The strike by eBay sellers that is supposed to start at midnight already looks doomed to failure. Listings on the site are reportedly up 25% following a 20c cheap listing day in the US and a revision of listing fees for US media sellers to reflect those already in place for UK sellers.
To be perfectly honest I’ve never considered serious sellers as likely to strike in the first place, larger sellers have employees and business premises that need paying for and medium sized sellers rely on eBay for their income. The only type of seller that can afford to strike are those that use the site for pin money and don’t rely on it for their income.
Auctionbytes commenting “Is eBay Boycott for real” appear not to be talking to business sellers with their summation “What I’m hearing from sellers is not, can we afford to boycott eBay for a week, but rather, can we afford to continue selling on eBay once these changes roll out?” Quite frankly listing fees are down, final value fees are up, you’ll only pay final value fees if your item sells so setting your prices at a realistic level and making a real profit is the way to go.
For far too long many eBay sellers haven’t considered the real costs of running a business - think about the overheads you’d entail if you ran a high street shop and in comparison eBay fees pale into insignificance.

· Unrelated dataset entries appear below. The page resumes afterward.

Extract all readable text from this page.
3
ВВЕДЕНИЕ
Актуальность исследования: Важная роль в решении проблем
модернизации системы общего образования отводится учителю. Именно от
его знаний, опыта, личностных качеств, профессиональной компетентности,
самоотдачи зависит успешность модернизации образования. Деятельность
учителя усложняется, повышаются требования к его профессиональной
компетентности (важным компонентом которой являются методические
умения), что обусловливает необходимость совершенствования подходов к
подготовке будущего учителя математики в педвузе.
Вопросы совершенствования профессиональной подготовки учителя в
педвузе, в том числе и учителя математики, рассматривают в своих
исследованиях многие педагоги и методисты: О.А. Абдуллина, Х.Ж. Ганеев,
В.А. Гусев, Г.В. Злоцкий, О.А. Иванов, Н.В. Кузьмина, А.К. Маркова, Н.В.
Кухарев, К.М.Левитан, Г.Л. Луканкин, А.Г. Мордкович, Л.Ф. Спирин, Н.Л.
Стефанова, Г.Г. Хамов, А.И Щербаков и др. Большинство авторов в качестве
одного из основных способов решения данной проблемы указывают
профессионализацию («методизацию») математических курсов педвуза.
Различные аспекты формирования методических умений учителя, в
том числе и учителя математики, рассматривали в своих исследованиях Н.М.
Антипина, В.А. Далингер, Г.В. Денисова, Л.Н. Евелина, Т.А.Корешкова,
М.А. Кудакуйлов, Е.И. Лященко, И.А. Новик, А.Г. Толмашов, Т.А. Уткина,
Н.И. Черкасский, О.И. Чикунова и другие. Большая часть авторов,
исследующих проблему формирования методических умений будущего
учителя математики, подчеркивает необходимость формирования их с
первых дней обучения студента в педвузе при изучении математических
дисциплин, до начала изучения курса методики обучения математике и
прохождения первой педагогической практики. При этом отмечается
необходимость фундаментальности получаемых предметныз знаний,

If a seller can’t make a profit on eBay then quite simply you have to question if they could make a profit anywhere?
My predictions for the week ahead are that serious business sellers will carry on listing in greater quantities then ever before, in particular we’ll see a huge increase in listings from media sellers in the US. A few hobby sellers who use eBay for pin money will strike, list elsewhere for a week, and be back listing on eBay by the end of the month.
Alternative auction sites will report huge spikes in listings and a bump in conversion rates, but will fail to quantify hard numbers but report fluffy percentages. (Remember when eBid reported a sales increase of 57% in the UK and 221% in the US they were comparing Christmas sales with the previous June’s!)
Sellers will find that listing on alternative sites simply doesn’t bring in the volume of sales that eBay does. Sellers will happily buy from each other for a week before realising sellers buying from sellers doesn’t make money - more buyers than sellers are needed for a successful marketplace and that’s what eBay has and the other sites don’t.
In two weeks time it’ll all be forgotten and with the fee changes and pending feedback changes and volume discounts kicking in, eBay will have become a better place for all sellers.